Withdrawal. Researchers need guidance on how they can meet participants’ right to withdraw from research. The GDPR requires that those entrusted with people’s data keep records of third parties to whom they have disclosed those data. And when consent is revoked, they must notify the third parties. Yet all sorts of questions remain, such as whether analyses on aggregate data should be revised with the participants’ data removed, and so on.

Compelled disclosure. A code of conduct could provide researchers with guidance on how to deal with government requests for personal data, including what legal protections they can appeal to. In the United States, for example, the National Institutes of Health’s Certificates of Confidentiality are designed to shield researchers from such requests14.

Next steps

The achievements of PCAWG in relation to the sharing and handling of genomic data augur well for the development of an international code that researchers everywhere can refer to.

Genomic research consortia, public and private funding bodies, and those working on existing regional codes (such as the one in Europe) might begin the process of building it.

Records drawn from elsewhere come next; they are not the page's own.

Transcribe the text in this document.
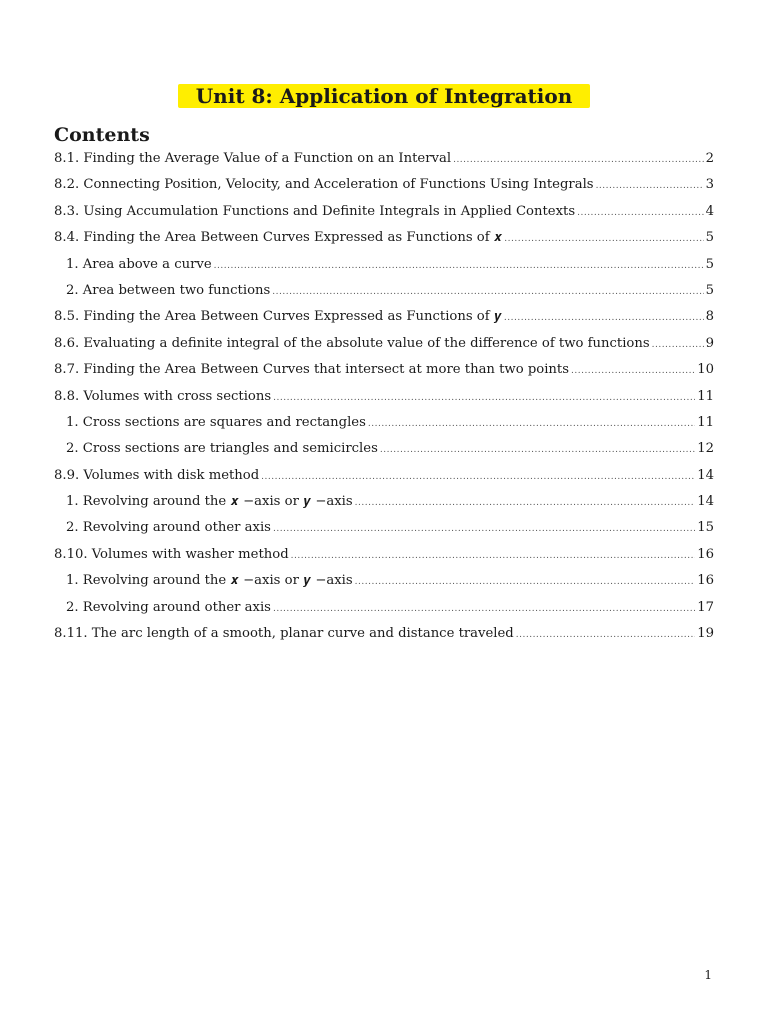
Unit 8: Application of Integration
Contents
8.1. Finding the Average Value of a Function on an Interval .....	2
8.2. Connecting Position, Velocity, and Acceleration of Functions Using Integrals .....	3
8.3. Using Accumulation Functions and Definite Integrals in Applied Contexts .....	4
8.4. Finding the Area Between Curves Expressed as Functions of 𝒙 .....	5
1. Area above a curve .....	5
2. Area between two functions .....	5
8.5. Finding the Area Between Curves Expressed as Functions of 𝒚 .....	8
8.6. Evaluating a definite integral of the absolute value of the difference of two functions .....	9
8.7. Finding the Area Between Curves that intersect at more than two points .....	10
8.8. Volumes with cross sections .....	11
1. Cross sections are squares and rectangles .....	11
2. Cross sections are triangles and semicircles .....	12
8.9. Volumes with disk method .....	14
1. Revolving around the 𝒙 −axis or 𝒚 −axis .....	14
2. Revolving around other axis .....	15
8.10. Volumes with washer method .....	16
1. Revolving around the 𝒙 −axis or 𝒚 −axis .....	16
2. Revolving around other axis .....	17
8.11. The arc length of a smooth, planar curve and distance traveled .....	19
1
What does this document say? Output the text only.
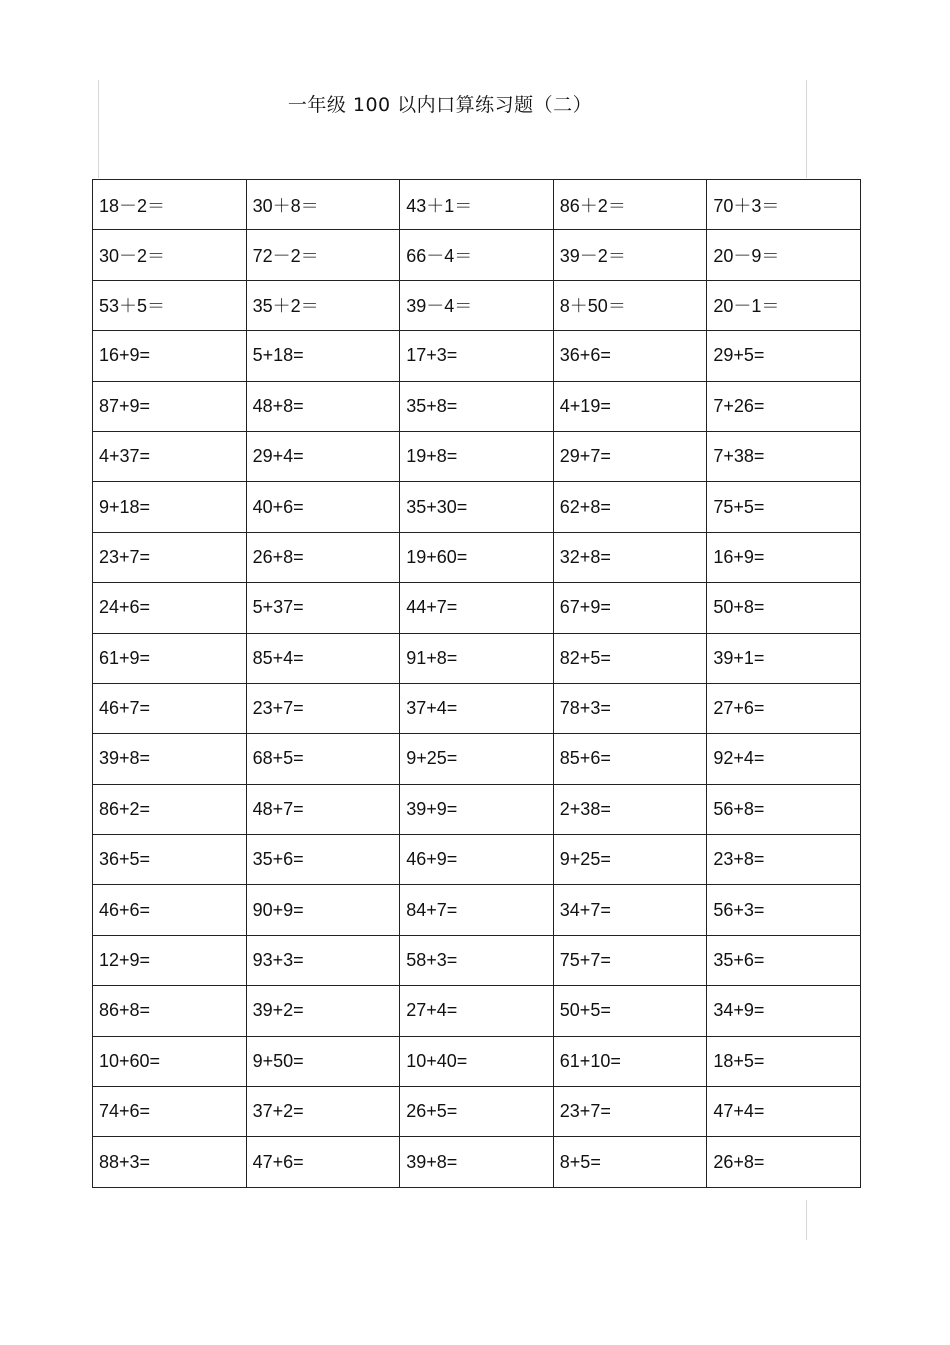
一年级 100 以内口算练习题（二）
18－2＝	30＋8＝	43＋1＝	86＋2＝	70＋3＝
30－2＝	72－2＝	66－4＝	39－2＝	20－9＝
53＋5＝	35＋2＝	39－4＝	8＋50＝	20－1＝
16+9=	5+18=	17+3=	36+6=	29+5=
87+9=	48+8=	35+8=	4+19=	7+26=
4+37=	29+4=	19+8=	29+7=	7+38=
9+18=	40+6=	35+30=	62+8=	75+5=
23+7=	26+8=	19+60=	32+8=	16+9=
24+6=	5+37=	44+7=	67+9=	50+8=
61+9=	85+4=	91+8=	82+5=	39+1=
46+7=	23+7=	37+4=	78+3=	27+6=
39+8=	68+5=	9+25=	85+6=	92+4=
86+2=	48+7=	39+9=	2+38=	56+8=
36+5=	35+6=	46+9=	9+25=	23+8=
46+6=	90+9=	84+7=	34+7=	56+3=
12+9=	93+3=	58+3=	75+7=	35+6=
86+8=	39+2=	27+4=	50+5=	34+9=
10+60=	9+50=	10+40=	61+10=	18+5=
74+6=	37+2=	26+5=	23+7=	47+4=
88+3=	47+6=	39+8=	8+5=	26+8=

A first step would be to convene a meeting to determine the topics the code would touch on, the best way to consult research participants about their needs and a decision-making process that will allow the text to be finalized in a timely way.

If genomics researchers are instead left in the dark about how to properly address data protection and sharing, they could either be excessively cautious and fail to share as consents allow, or fail to provide participants with appropriate protection15. In other words, further regulatory uncertainty risks stalling new genomic analyses and undermining people’s faith in scientific collaboration for the public good.